[Foundation-l] Is random article truly random

Andreas K. jayen466 at gmail.com
Fri Oct 21 05:06:29 UTC 2011

On Fri, Oct 21, 2011 at 2:48 AM, Bjoern Hoehrmann <derhoermi at gmx.net> wrote:

> * Andreas K. wrote:
> >The median and quartiles are on page 7 of the report:
> >
> >---o0o---
> >
> >Valid responses were received from  respondents between 10 – 85 years.
> >Overall, the average age of the Wikipedians that participated in the
> survey
> >is 25.22 years. Half of the respondents are younger than 22 years. The
> most
> >frequent age that can be observed within the respondents is 18
> >years. Splitting the respondents in four equally large age groups shows
> that
> >25% are younger than 18 years old, 25% are between 18 and 22, a further
> 25%
> >are between 22 and 30 (e.g. half of the respondents are between 18 and 30
> >years) and the remaining 25% are between 30 and 85 years old. There is a
> >slight age difference between readers and contributors - readers are, on
> >average, 24.79 years old while contributors show an average age of 26.14
> >years. Finally, female respondents are younger (23.79 years) than male
> ones
> >(25.69 years).
> >
> >---o0o---
> You made a point about editorial judgement and age, so I looked at data
> on editor age. As far as I can tell, the above only mentions the average
> age of "contributors", it does not say "The median age of contributors
> is 30 years" or some such thing.

The quoted text says that "half of the respondents are younger than 22
years". This is the same as saying that "the median age of respondents was
below 22 years of age", because that's how the median is defined.

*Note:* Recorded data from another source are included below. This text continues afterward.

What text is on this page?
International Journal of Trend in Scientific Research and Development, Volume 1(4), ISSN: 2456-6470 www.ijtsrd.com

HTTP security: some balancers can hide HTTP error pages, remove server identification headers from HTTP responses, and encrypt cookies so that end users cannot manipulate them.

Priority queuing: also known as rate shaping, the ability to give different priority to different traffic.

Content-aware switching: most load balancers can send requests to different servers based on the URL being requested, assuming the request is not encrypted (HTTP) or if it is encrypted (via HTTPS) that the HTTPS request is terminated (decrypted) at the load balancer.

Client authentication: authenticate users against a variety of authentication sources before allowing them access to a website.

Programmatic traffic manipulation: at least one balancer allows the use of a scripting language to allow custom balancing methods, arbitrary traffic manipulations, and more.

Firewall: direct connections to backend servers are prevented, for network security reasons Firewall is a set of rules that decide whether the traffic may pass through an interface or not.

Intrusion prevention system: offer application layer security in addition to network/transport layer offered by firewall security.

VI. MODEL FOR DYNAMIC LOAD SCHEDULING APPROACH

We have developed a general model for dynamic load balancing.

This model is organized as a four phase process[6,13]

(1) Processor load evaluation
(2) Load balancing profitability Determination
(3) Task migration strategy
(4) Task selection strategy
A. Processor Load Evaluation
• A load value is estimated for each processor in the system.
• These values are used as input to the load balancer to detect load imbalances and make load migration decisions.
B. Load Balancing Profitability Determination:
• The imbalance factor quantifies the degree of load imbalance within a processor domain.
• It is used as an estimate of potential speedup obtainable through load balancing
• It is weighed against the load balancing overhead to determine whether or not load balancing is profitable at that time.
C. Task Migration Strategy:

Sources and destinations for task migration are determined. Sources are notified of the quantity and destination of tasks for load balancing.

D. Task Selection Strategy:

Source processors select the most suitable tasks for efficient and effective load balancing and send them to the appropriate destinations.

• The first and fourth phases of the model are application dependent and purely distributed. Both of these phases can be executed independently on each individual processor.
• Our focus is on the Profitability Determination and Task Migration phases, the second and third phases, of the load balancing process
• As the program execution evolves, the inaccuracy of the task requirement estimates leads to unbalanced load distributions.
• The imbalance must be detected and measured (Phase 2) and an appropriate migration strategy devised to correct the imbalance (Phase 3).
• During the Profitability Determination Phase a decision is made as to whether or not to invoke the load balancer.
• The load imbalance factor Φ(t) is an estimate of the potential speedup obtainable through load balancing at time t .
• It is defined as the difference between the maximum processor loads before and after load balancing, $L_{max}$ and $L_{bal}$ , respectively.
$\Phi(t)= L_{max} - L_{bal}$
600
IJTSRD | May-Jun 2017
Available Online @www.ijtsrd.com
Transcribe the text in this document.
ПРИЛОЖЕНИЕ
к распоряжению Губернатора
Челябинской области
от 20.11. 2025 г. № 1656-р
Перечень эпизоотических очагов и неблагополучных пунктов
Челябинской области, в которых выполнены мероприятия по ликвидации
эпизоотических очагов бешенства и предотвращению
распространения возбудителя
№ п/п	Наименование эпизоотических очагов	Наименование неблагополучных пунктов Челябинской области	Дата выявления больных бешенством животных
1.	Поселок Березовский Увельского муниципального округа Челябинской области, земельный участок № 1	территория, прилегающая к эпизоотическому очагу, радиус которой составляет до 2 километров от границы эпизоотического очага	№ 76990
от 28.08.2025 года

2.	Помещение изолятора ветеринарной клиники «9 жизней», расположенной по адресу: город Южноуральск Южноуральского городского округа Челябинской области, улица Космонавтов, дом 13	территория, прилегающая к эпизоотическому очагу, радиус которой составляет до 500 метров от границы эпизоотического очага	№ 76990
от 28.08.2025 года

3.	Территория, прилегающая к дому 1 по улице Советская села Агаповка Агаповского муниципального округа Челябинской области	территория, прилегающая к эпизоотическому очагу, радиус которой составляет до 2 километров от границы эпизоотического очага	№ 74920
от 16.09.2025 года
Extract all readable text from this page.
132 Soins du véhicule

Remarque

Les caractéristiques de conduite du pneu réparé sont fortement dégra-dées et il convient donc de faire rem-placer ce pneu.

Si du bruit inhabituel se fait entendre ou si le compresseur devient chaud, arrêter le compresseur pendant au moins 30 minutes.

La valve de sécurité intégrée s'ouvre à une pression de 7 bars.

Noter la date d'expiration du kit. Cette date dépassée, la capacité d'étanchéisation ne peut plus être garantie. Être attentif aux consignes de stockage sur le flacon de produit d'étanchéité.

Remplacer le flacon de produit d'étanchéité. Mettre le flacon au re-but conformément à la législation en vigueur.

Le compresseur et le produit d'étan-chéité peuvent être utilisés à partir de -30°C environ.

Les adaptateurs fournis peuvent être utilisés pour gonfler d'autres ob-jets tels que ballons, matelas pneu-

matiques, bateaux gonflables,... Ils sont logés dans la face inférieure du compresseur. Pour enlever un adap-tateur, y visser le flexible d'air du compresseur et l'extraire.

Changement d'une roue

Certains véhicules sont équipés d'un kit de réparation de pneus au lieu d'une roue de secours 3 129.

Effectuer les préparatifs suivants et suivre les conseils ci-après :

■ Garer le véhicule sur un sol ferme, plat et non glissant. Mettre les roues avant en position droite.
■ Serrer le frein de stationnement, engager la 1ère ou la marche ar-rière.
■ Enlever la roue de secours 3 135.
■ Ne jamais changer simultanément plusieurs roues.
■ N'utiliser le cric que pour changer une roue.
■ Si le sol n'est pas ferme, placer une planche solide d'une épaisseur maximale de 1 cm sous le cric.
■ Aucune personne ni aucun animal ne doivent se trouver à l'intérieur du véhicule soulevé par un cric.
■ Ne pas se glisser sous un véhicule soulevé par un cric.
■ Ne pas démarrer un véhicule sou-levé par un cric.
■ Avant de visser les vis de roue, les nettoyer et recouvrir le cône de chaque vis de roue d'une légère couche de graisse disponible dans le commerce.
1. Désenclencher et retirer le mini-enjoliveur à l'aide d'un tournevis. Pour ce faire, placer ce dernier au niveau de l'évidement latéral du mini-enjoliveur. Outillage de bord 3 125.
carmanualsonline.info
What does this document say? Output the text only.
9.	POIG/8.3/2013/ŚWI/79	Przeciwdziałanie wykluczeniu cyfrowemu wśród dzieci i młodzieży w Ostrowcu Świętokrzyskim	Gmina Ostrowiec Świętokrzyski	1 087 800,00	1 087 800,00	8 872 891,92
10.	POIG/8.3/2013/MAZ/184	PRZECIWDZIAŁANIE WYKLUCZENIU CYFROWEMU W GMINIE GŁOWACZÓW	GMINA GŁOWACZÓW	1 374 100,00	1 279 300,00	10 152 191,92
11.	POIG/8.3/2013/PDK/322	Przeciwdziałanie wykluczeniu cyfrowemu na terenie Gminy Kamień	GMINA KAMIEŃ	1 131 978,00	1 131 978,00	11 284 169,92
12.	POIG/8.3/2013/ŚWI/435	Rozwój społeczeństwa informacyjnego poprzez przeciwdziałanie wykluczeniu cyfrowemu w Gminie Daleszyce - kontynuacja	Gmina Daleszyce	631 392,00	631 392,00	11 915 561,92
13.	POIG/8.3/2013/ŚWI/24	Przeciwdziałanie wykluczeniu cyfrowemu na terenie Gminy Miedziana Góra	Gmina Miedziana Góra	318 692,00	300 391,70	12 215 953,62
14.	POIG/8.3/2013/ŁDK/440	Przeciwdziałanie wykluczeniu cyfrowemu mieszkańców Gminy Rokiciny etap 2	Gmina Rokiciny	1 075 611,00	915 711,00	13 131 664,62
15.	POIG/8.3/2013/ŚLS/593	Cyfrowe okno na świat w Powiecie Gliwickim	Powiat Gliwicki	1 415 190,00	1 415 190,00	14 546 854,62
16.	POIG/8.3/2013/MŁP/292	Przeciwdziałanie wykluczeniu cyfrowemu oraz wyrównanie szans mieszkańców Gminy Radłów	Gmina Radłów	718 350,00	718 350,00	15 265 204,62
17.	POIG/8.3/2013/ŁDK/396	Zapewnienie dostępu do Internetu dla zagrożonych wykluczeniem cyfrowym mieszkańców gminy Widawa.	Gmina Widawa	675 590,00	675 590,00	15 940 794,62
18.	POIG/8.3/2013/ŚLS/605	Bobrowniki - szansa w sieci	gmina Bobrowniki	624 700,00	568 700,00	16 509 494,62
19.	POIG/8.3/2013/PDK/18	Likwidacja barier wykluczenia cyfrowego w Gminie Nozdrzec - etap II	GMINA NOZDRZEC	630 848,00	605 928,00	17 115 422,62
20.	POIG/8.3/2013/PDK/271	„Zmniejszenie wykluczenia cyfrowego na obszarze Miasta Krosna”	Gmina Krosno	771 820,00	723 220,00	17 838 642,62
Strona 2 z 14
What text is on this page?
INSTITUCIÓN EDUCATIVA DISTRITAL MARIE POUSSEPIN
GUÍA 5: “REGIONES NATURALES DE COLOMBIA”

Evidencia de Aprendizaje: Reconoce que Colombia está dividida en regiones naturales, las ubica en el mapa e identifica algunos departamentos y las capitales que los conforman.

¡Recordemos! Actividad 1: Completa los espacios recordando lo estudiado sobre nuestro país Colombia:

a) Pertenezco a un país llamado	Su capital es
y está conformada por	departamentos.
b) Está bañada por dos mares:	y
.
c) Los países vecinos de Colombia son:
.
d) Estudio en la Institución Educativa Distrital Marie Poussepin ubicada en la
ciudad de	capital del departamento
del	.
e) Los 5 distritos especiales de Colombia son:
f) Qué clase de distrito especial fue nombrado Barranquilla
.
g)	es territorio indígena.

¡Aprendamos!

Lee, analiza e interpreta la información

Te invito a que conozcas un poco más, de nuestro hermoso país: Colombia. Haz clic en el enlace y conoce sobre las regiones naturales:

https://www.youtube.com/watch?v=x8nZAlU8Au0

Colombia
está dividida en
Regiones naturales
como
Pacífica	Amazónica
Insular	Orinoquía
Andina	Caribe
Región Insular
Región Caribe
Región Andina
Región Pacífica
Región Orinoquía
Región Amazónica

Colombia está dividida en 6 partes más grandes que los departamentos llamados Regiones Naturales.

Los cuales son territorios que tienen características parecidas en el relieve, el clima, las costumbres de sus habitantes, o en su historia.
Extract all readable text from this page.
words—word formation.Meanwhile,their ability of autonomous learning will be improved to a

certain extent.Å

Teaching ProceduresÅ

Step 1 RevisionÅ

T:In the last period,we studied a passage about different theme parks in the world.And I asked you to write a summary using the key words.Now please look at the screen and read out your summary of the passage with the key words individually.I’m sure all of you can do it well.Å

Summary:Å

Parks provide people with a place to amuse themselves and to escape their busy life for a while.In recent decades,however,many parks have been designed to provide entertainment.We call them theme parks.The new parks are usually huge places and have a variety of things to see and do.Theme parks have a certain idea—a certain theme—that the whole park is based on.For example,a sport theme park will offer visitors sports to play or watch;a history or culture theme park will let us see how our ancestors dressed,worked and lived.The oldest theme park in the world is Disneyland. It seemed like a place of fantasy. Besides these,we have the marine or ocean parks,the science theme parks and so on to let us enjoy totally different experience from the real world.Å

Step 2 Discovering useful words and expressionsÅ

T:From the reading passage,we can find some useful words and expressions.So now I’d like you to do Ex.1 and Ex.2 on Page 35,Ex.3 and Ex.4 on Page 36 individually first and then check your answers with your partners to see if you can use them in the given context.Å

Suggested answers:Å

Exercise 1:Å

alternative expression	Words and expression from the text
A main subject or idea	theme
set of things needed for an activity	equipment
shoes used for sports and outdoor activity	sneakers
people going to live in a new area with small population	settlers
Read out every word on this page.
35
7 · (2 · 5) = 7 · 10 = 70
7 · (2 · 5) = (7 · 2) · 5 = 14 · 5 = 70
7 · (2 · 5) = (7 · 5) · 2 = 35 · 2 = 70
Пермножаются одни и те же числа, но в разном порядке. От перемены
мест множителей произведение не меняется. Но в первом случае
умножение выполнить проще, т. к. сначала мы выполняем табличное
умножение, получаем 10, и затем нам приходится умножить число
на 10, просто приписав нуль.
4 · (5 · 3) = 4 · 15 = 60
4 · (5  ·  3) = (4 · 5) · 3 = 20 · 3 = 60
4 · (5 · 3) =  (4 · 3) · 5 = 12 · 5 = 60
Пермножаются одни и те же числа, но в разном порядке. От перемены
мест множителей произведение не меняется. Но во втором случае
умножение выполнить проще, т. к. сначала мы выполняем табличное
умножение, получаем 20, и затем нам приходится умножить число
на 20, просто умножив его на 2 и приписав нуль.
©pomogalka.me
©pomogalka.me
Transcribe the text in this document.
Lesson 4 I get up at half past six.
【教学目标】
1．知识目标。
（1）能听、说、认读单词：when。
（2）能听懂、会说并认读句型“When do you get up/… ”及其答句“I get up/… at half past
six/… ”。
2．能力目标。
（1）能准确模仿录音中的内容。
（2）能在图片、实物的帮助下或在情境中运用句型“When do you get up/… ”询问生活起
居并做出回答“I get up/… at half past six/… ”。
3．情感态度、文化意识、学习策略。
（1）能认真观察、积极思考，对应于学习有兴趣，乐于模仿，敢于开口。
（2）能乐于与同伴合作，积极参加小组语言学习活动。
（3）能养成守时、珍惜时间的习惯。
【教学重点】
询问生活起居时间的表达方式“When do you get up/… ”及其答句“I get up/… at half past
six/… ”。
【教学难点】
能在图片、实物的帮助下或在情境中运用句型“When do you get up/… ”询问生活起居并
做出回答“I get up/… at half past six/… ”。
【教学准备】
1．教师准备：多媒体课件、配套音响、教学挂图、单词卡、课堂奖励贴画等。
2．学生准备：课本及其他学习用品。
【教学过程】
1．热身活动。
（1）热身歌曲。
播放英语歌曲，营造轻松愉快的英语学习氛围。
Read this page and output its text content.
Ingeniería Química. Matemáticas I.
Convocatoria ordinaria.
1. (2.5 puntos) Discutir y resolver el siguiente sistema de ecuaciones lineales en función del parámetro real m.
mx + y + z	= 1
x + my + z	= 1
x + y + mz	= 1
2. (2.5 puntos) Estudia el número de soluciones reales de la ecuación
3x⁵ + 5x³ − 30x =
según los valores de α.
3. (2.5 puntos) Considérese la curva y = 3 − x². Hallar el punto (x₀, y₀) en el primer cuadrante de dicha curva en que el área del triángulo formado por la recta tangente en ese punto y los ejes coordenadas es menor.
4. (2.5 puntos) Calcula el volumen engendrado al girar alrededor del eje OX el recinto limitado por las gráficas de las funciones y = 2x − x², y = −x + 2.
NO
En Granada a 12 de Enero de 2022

The average age of contributors was higher than the average age of
respondents (readers + contributors) overall, but the difference was very
minor (1.35 years). So the median age of contributors wouldn't have differed
much either.

For the relative position of mode, median and average in a right-skewed
distribution see
http://en.wikipedia.org/wiki/File:Comparison_mean_median_mode.svg -- the
median is always smaller than the average.